From Elizabeth Wilner, Mark Murray, Huma Zaidi, and Jennifer Colby.
Suicide bombings in Baghdad have killed at least 56 and injured over 200. During day two of his three-day listening tour/policy review on Iraq, President Bush takes part in a video teleconference with military commanders and the outgoing US Ambassador to Iraq, then meets with the Vice President of Iraq. Yesterday, White House spokesman Tony Snow said that while the White House hopes that Bush can deliver his "new way forward plan" before Christmas, the timing is "not locked down" and the various reviews are not yet complete, per NBC's Kelly O'Donnell.
Congress may have left for the holidays, but two House races still remain somewhat less than settled. One is the unusual case of Florida's 13th district, where Republican Vern Buchanan was declared the winner by 369 votes. Democratic candidate Christine Jennings (D) has not only sought a new, court-ordered election, but is asking the soon-to-be Democrat-run House Administration Committee to seat her instead of Buchanan. The committee is expected to make a recommendation in January.
The other race should be decided in a runoff today between Rep. Henry Bonilla (R) and former Rep. Ciro Rodriguez (D), in Texas' massive 23rd district. Recent polls suggest that Rodriguez is closing in on Bonilla. The contest has gotten some national attention because the roots of its competitiveness lie in Tom DeLay's controversial Texas redistricting, because it's the last race still technically unsettled, and because it's a close one that could result in one final blow to the GOP in the 2006 midterm elections. The current breakdown in the House, counting Buchanan's win, is 232-202.

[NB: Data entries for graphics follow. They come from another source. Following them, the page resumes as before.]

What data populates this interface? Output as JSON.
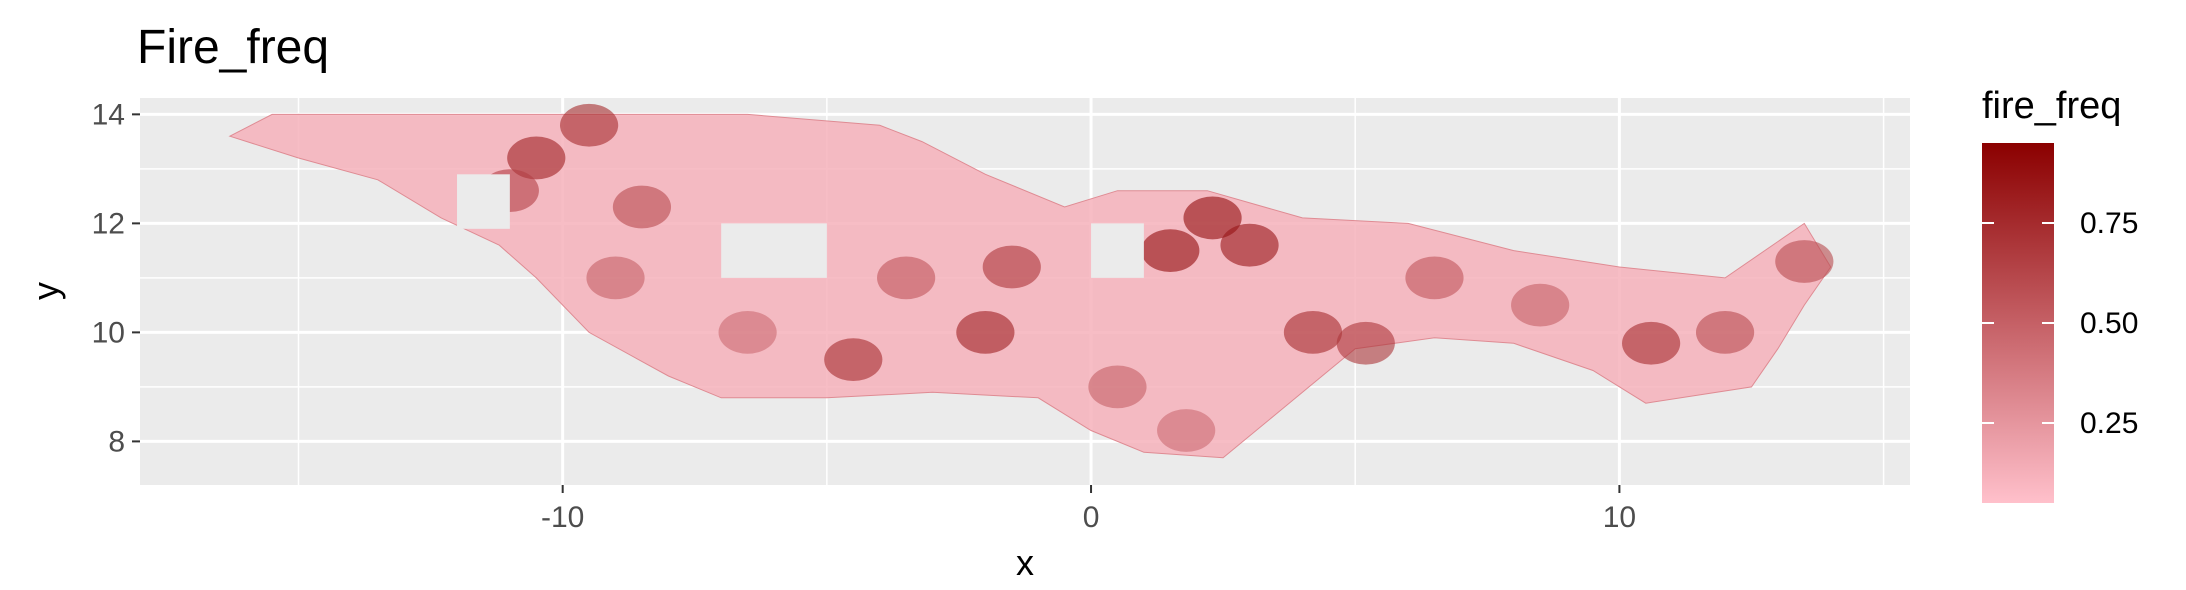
{
  "chart_data": {
    "type": "heatmap",
    "title": "Fire_freq",
    "xlabel": "x",
    "ylabel": "y",
    "xlim": [
      -18,
      15.5
    ],
    "ylim": [
      7.2,
      14.3
    ],
    "x_ticks": [
      -10,
      0,
      10
    ],
    "x_tick_labels": [
      "-10",
      "0",
      "10"
    ],
    "y_ticks": [
      8,
      10,
      12,
      14
    ],
    "y_tick_labels": [
      "8",
      "10",
      "12",
      "14"
    ],
    "grid": true,
    "panel_background": "#ebebeb",
    "legend": {
      "title": "fire_freq",
      "placement": "right",
      "range": [
        0.05,
        0.95
      ],
      "low_color": "#ffc0cb",
      "high_color": "#8b0000",
      "breaks": [
        0.25,
        0.5,
        0.75
      ],
      "break_labels": [
        "0.25",
        "0.50",
        "0.75"
      ]
    },
    "region_outline": [
      [
        -16.3,
        13.6
      ],
      [
        -15.5,
        14.0
      ],
      [
        -6.5,
        14.0
      ],
      [
        -4.0,
        13.8
      ],
      [
        -3.2,
        13.5
      ],
      [
        -2.0,
        12.9
      ],
      [
        -0.5,
        12.3
      ],
      [
        0.5,
        12.6
      ],
      [
        2.2,
        12.6
      ],
      [
        4.0,
        12.1
      ],
      [
        6.0,
        12.0
      ],
      [
        8.0,
        11.5
      ],
      [
        10.0,
        11.2
      ],
      [
        12.0,
        11.0
      ],
      [
        13.5,
        12.0
      ],
      [
        14.0,
        11.2
      ],
      [
        13.5,
        10.5
      ],
      [
        13.0,
        9.7
      ],
      [
        12.5,
        9.0
      ],
      [
        10.5,
        8.7
      ],
      [
        9.5,
        9.3
      ],
      [
        8.0,
        9.8
      ],
      [
        6.5,
        9.9
      ],
      [
        5.0,
        9.7
      ],
      [
        4.5,
        9.3
      ],
      [
        3.5,
        8.5
      ],
      [
        2.5,
        7.7
      ],
      [
        1.0,
        7.8
      ],
      [
        0.0,
        8.2
      ],
      [
        -1.0,
        8.8
      ],
      [
        -3.0,
        8.9
      ],
      [
        -5.0,
        8.8
      ],
      [
        -7.0,
        8.8
      ],
      [
        -8.0,
        9.2
      ],
      [
        -9.5,
        10.0
      ],
      [
        -10.5,
        11.0
      ],
      [
        -11.2,
        11.6
      ],
      [
        -12.3,
        12.1
      ],
      [
        -13.5,
        12.8
      ],
      [
        -15.0,
        13.2
      ]
    ],
    "hot_spots": [
      {
        "x": -10.5,
        "y": 13.2,
        "value": 0.8
      },
      {
        "x": -9.5,
        "y": 13.8,
        "value": 0.75
      },
      {
        "x": -11.0,
        "y": 12.6,
        "value": 0.65
      },
      {
        "x": -8.5,
        "y": 12.3,
        "value": 0.6
      },
      {
        "x": -9.0,
        "y": 11.0,
        "value": 0.5
      },
      {
        "x": -4.5,
        "y": 9.5,
        "value": 0.75
      },
      {
        "x": -2.0,
        "y": 10.0,
        "value": 0.8
      },
      {
        "x": -1.5,
        "y": 11.2,
        "value": 0.7
      },
      {
        "x": -3.5,
        "y": 11.0,
        "value": 0.55
      },
      {
        "x": 1.5,
        "y": 11.5,
        "value": 0.9
      },
      {
        "x": 2.3,
        "y": 12.1,
        "value": 0.9
      },
      {
        "x": 3.0,
        "y": 11.6,
        "value": 0.85
      },
      {
        "x": 4.2,
        "y": 10.0,
        "value": 0.75
      },
      {
        "x": 5.2,
        "y": 9.8,
        "value": 0.7
      },
      {
        "x": 6.5,
        "y": 11.0,
        "value": 0.55
      },
      {
        "x": 8.5,
        "y": 10.5,
        "value": 0.5
      },
      {
        "x": 10.6,
        "y": 9.8,
        "value": 0.75
      },
      {
        "x": 12.0,
        "y": 10.0,
        "value": 0.6
      },
      {
        "x": 13.5,
        "y": 11.3,
        "value": 0.6
      },
      {
        "x": 0.5,
        "y": 9.0,
        "value": 0.5
      },
      {
        "x": 1.8,
        "y": 8.2,
        "value": 0.45
      },
      {
        "x": -6.5,
        "y": 10.0,
        "value": 0.45
      }
    ],
    "empty_blocks": [
      {
        "x": [
          -12.0,
          -11.0
        ],
        "y": [
          11.9,
          12.9
        ]
      },
      {
        "x": [
          -7.0,
          -5.0
        ],
        "y": [
          11.0,
          12.0
        ]
      },
      {
        "x": [
          0.0,
          1.0
        ],
        "y": [
          11.0,
          12.0
        ]
      }
    ]
  }
}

In a crowded special election last month, ordered after the US Supreme Court forced the state to redraw Bonilla's district in its decision on the Texas redistricting case, the incumbent grabbed 49% of the vote, just short of the majority he needed to avoid the runoff. While Bonilla is probably the favorite (that 49% puts him in a much better position than the victorious Rep. William Jefferson was in before his runoff), his redrawn district isn't as friendly to him as it was before the Supreme Court intervened.
The San Antonio Express says the runoff "either will be an exclamation point at the end of the Democratic takeover of Congress or a question mark hinting at the potential for a Republican comeback." Bonilla "said Monday he considered his race the first of the 2008 cycle." The Democratic House campaign committee has spent nearly $1 million to help Rodriguez and erase Bonilla's considerable fundraising advantage. But they are also aware that Rodriguez is the same candidate who lost his primary in 2004, which knocked him out of Congress, and again in March 2006, when he was unable to gain his old seat back.

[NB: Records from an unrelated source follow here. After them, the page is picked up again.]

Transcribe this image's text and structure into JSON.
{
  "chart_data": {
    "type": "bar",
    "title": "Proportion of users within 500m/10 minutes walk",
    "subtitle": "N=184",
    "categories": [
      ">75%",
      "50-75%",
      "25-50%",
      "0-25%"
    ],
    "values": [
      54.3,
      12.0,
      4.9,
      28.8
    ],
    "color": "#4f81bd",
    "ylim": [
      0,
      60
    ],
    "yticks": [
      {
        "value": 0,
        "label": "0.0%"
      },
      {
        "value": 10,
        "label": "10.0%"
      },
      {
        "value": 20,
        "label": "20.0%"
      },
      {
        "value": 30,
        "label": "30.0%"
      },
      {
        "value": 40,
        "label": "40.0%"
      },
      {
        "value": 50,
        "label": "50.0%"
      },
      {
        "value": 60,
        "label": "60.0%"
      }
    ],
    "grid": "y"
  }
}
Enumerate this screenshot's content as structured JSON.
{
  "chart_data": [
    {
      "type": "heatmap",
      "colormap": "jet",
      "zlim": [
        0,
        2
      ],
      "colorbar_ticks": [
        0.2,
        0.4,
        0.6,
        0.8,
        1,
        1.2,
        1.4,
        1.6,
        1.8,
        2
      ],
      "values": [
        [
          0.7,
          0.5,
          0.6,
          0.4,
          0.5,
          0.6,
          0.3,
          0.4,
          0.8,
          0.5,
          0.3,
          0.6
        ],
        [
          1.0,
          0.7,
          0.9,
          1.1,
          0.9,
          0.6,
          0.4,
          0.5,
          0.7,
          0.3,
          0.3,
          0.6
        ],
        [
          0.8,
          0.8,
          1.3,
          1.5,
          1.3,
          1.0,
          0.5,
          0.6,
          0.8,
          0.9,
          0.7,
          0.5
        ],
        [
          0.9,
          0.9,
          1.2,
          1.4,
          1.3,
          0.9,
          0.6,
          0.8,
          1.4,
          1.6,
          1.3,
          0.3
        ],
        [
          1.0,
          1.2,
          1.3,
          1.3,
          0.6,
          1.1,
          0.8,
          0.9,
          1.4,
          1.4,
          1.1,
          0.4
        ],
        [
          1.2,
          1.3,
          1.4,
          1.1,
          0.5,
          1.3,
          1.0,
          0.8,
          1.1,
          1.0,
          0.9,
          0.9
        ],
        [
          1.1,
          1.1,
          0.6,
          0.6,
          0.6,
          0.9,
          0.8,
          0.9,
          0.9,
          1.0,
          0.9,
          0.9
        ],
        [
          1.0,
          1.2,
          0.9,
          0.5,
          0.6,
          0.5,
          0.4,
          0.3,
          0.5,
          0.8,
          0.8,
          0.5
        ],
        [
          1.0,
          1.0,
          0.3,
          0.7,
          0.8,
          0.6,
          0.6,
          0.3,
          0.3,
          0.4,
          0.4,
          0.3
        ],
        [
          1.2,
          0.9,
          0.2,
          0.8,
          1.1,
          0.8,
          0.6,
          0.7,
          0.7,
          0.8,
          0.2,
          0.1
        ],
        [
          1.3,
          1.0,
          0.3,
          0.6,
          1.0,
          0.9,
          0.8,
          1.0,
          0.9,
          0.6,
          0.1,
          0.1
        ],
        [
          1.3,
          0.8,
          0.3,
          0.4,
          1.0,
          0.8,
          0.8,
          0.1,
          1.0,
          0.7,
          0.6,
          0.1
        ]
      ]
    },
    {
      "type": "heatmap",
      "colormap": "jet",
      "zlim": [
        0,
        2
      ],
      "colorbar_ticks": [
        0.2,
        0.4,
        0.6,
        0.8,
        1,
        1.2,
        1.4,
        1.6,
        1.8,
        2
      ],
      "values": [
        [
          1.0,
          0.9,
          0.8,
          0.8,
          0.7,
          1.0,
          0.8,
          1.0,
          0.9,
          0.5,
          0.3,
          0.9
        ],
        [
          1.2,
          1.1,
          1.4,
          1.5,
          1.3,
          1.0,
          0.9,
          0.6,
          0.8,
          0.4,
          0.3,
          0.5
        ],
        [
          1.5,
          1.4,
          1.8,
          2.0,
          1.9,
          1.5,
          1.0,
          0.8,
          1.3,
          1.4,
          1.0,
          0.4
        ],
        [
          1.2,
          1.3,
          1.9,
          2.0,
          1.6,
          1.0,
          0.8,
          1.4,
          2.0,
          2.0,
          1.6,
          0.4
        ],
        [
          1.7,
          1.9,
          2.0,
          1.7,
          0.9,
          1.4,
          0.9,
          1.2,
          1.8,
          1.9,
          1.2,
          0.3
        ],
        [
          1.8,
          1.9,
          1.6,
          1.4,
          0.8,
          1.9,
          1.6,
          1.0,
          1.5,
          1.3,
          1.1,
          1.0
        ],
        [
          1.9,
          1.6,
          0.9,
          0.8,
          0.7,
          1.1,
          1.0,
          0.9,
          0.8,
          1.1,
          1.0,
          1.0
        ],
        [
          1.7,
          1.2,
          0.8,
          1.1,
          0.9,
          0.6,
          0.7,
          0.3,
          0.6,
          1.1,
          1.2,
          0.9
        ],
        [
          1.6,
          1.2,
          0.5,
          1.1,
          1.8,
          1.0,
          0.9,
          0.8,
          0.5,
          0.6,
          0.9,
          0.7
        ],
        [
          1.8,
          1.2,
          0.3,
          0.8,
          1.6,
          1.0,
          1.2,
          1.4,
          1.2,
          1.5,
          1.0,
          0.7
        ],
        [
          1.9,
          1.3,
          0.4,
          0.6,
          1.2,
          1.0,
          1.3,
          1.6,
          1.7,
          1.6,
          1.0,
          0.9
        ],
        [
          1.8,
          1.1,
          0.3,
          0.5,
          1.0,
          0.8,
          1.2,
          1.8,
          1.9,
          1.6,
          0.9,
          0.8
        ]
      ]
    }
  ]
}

Congressional Democrats are attempting an end run around Republicans' effort to dump an array of spending bills on them come January and put them on the spot over their commitment to earmark reform. Because the GOP-run Congress adjourned without completing 11 of the 13 appropriations bills that fund the government for this year, NBC's Ken Strickland reports, incoming Democratic leaders say they've been left with "fiscal mayhem" and won't deal with it, either. Instead, they plan to scrap current budget proposals and keep spending for most federal programs and agencies at last year's levels. "Unfortunately, there are no good options available to us to complete the unfinished work of the Republican Congress," said incoming Appropriations Committee chairs Robert Byrd and David Obey in a statement.

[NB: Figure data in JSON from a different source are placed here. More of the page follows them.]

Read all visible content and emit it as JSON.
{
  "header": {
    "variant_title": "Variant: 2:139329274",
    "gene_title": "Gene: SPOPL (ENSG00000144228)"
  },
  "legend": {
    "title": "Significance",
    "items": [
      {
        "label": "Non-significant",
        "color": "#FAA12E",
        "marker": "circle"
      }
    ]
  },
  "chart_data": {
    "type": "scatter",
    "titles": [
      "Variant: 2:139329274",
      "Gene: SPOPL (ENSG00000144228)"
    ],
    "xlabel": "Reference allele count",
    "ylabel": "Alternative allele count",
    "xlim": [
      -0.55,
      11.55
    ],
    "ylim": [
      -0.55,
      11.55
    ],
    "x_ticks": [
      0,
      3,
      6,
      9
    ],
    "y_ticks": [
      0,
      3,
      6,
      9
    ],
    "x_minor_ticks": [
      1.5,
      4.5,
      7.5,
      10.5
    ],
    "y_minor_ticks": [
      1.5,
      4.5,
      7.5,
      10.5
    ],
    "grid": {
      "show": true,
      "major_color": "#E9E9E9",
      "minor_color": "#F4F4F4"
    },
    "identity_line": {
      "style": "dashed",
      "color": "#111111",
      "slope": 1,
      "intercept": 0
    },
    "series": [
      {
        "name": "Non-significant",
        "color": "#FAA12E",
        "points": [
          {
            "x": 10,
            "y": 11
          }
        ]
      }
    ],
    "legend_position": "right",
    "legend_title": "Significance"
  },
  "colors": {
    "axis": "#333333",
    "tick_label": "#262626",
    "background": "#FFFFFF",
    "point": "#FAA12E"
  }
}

Such a move could have a far-reaching effect, Strickland says. Many agencies and departments previously budgeted for increases this year would likely have to go without them. And millions of dollars for special home-state projects -- a/k/a earmarks -- attached to those bills would be eliminated this year. "We will place a moratorium on all earmarks until a reformed process is put in place," the statement says, "and put an end to the abuses that have harmed the credibility of Congress."
Democratic leaders insist it's important to "clear the decks quickly" to focus on other funding priorities, specifically the President's 2008 budget (which they'll get in February) and another emergency funding request for the Iraq war of about $100 billion. This will also allow them to start work on their "100 hours" agenda without being distracted by spending bills. Incoming Senate Majority Leader Harry Reid and Speaker Nancy Pelosi signed off on the plan, saying, "It is not a perfect solution, but it is the best available given the fiscal mess the 109th Congress has left behind."